La Bank of Japan (Boj), banca centrale dell’arcipelago nipponico, ha deliberato nuove iniziative per cercare di incrementare la liquidità presente sui mercati. Una mossa non del tutto inattesa, favorita anche dalla presenza di un contesto finanziario certamente più benevolo rispetto a quello riscontrato negli ultimi tempi. L’istituto ha anche colto l’occasione per rinnovare i propri target macroeconomici, e lasciar così intendere come ritiene di comportarsi nel prossimo futuro.
In particolare, il target sull’inflazione è stato fissato al 2 per cento, come peraltro più volte richiesto dal premier Shinzo Abe nelle sue dichiarazioni volte a scoraggiare il consolidamento della deflazione. “L’istituto centrale, al termine del board di due giorni” – ricordava in proposito Il Sole 24 Ore – “ha mantenuto i tassi allo 0-0,1%, approvando la nota congiunta sulla deflazione firmata col governo che si impegna a “seguire strategie di crescita” e a ripristinare “la salute dei conti pubblici”” (vedi anche Borsa di Tokyo sui massimi a 9 mesi con nuovo governo Abe).

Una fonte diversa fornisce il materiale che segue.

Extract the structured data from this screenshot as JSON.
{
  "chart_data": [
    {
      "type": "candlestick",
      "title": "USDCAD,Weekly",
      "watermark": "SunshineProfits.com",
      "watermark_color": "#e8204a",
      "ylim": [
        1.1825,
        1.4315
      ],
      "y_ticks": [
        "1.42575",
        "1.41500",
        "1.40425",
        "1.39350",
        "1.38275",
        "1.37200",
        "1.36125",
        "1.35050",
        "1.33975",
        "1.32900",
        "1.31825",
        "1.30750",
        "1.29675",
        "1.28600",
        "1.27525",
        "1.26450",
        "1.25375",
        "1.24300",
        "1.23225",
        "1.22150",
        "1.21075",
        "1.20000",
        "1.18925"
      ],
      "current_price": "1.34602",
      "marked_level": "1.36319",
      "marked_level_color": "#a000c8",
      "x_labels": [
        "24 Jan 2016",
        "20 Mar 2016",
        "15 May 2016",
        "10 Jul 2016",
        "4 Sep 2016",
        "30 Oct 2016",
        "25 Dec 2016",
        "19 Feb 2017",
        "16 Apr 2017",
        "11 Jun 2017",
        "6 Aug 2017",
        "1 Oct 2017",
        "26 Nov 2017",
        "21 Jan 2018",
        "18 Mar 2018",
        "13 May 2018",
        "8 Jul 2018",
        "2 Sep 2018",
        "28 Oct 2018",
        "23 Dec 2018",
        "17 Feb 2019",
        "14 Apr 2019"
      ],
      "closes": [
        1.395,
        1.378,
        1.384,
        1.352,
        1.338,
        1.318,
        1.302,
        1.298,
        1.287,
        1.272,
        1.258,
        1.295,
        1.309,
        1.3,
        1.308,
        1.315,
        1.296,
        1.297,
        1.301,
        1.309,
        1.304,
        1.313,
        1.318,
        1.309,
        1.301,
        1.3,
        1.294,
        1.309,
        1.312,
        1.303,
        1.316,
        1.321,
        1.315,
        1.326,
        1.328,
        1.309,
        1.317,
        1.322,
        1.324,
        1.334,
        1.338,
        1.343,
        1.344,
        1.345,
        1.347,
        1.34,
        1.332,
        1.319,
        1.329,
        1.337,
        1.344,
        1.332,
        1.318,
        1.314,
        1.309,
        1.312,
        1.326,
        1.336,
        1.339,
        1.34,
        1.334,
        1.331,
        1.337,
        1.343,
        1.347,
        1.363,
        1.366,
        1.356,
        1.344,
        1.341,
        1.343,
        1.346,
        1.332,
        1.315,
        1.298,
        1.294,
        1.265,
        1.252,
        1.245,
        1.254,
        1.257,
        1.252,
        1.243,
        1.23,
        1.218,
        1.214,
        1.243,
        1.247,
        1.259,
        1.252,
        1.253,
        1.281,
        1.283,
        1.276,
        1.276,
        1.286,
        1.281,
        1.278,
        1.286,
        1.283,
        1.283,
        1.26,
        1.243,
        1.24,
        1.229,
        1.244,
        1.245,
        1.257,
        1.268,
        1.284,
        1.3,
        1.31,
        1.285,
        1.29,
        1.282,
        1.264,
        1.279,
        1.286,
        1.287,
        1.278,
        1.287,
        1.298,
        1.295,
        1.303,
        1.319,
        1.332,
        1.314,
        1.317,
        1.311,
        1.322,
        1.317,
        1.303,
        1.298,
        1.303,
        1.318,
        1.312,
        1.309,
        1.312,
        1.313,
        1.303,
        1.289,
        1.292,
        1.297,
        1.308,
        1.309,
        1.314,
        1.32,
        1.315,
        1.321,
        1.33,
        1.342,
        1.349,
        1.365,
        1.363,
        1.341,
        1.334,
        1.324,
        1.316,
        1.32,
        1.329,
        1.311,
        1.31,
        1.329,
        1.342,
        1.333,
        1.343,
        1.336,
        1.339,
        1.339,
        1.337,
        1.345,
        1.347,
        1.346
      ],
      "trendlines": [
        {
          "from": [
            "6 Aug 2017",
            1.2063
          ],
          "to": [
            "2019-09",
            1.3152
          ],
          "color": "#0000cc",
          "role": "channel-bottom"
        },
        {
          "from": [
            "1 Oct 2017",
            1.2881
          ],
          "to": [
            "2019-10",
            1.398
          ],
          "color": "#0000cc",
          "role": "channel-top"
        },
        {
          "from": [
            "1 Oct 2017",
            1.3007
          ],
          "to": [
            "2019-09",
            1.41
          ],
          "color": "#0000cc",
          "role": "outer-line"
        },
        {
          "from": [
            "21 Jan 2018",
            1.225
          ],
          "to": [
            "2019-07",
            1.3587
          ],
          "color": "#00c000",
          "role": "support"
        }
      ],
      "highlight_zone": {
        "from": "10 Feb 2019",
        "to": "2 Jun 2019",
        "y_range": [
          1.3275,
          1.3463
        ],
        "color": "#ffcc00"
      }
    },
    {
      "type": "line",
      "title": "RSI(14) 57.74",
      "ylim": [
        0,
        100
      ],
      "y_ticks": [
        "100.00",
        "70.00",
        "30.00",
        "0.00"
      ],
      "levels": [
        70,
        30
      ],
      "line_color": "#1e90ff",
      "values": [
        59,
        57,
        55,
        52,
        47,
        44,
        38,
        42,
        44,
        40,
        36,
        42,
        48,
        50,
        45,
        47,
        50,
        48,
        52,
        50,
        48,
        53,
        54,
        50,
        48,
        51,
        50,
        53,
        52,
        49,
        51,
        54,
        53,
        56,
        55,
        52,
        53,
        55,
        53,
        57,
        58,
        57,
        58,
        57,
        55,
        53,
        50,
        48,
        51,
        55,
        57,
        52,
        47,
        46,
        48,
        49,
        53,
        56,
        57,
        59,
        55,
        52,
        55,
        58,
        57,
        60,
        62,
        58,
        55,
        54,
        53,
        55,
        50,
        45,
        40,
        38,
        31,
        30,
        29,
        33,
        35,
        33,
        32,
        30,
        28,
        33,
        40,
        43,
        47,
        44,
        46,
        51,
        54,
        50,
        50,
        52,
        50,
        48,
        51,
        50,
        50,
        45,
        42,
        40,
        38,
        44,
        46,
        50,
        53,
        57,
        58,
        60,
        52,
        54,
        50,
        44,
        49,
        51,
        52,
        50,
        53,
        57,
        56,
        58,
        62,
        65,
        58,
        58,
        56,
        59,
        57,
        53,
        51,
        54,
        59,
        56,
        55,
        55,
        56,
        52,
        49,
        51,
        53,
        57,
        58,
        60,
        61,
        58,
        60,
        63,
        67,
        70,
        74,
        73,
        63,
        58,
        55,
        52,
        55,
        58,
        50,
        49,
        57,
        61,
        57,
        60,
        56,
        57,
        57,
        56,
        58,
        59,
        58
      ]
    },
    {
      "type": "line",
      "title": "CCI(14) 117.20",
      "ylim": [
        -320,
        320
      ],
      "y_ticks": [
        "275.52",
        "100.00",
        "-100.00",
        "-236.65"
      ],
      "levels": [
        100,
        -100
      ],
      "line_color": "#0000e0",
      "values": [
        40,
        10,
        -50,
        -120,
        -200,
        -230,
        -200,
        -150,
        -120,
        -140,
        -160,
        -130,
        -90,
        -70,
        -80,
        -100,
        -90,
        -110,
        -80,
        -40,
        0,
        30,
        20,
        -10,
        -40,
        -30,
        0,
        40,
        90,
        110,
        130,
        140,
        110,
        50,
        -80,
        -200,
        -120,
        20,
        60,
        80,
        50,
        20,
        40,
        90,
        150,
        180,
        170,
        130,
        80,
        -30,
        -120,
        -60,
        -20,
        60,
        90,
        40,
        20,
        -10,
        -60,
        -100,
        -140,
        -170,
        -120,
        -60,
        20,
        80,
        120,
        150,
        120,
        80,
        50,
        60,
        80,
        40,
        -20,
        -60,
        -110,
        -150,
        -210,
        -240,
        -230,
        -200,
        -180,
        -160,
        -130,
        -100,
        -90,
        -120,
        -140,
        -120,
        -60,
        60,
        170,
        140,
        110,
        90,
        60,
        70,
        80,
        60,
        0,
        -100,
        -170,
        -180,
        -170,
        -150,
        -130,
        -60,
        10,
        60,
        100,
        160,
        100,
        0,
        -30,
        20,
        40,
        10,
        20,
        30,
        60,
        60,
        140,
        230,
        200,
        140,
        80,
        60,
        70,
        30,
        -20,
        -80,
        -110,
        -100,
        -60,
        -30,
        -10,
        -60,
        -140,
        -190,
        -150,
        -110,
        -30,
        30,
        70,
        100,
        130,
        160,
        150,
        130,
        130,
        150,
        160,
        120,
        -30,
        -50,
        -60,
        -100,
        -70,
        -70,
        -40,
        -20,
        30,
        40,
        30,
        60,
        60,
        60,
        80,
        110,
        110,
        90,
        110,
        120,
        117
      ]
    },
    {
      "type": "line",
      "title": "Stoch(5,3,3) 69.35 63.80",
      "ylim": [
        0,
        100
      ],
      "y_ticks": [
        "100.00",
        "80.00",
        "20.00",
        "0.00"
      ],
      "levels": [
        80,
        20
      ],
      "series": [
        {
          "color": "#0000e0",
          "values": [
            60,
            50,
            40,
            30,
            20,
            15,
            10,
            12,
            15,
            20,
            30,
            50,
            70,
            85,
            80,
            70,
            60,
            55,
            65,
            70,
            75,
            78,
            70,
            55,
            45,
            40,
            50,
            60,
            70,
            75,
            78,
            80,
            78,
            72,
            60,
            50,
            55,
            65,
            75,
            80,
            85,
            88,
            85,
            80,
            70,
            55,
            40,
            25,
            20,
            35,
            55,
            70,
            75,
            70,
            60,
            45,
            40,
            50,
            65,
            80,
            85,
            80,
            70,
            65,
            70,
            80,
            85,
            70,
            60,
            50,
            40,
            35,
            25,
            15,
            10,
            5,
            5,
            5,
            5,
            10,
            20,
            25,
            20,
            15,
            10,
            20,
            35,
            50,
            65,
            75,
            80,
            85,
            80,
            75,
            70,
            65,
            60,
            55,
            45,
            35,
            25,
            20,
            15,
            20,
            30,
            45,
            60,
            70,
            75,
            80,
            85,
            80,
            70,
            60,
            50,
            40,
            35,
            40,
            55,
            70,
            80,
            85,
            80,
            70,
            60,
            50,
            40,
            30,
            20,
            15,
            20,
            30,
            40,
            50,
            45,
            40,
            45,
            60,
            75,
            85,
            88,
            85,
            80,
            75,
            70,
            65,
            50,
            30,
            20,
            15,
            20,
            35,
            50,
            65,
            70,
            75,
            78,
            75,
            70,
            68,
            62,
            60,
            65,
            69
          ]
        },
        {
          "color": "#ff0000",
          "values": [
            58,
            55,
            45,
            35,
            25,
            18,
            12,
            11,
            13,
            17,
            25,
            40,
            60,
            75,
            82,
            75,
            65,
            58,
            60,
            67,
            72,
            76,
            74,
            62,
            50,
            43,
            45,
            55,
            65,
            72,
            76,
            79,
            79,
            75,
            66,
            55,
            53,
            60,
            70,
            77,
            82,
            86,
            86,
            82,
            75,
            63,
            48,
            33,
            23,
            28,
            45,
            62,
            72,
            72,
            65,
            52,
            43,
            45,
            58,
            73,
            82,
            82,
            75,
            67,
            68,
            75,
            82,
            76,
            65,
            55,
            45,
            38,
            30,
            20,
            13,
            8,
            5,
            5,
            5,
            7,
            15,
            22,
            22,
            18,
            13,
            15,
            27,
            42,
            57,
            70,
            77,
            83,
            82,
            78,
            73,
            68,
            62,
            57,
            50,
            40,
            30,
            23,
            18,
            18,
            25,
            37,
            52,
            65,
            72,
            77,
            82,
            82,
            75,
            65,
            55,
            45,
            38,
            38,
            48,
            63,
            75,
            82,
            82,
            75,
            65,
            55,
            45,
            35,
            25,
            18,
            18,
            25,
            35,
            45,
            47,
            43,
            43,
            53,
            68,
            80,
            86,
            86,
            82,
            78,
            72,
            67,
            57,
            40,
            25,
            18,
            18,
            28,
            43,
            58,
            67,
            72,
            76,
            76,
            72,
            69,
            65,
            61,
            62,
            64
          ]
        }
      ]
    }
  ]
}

Al termine della giornata che ha visto co-protagonista la banca giapponese, la Borsa di Tokyo ha ceduto 0,35 punti percentuali, a margine di una seduta di grande volatilità, contraddistinta proprio dalle affermazioni della Banca centrale locale, che hanno ricalcato le speranze del primo ministro nipponico.
Oltre a quanto sopra, la Banca del Giappone ha altresì lasciato comprendere che interverrà ancora in maniera decisiva sui sistemi finanziari, andando ad acquistare nuove ondate di titoli di Stato, e asset considerati relativamente sicuri, senza fissare una scadenza determinata (vedi anche Nikkei sui massimi a 8 mesi dopo elezioni politiche).
Intanto, non accenna a placarsi quanto il numero 1 del Fondo Monetario Internazionale, Christine Lagarde, ha definito come una nuova, potenziale, guerra delle valute. Sembra infatti sempre più palese l’atteggiamento di Fed e Boj (o, in generale, Stati Uniti e Giappone), in lotta per cercare di svalutare le proprie monete in tempi più rapidi, e senza scossoni evidenti. Una lotta che potrebbe vedere “vittima” sacrificale proprio il meno solido euro.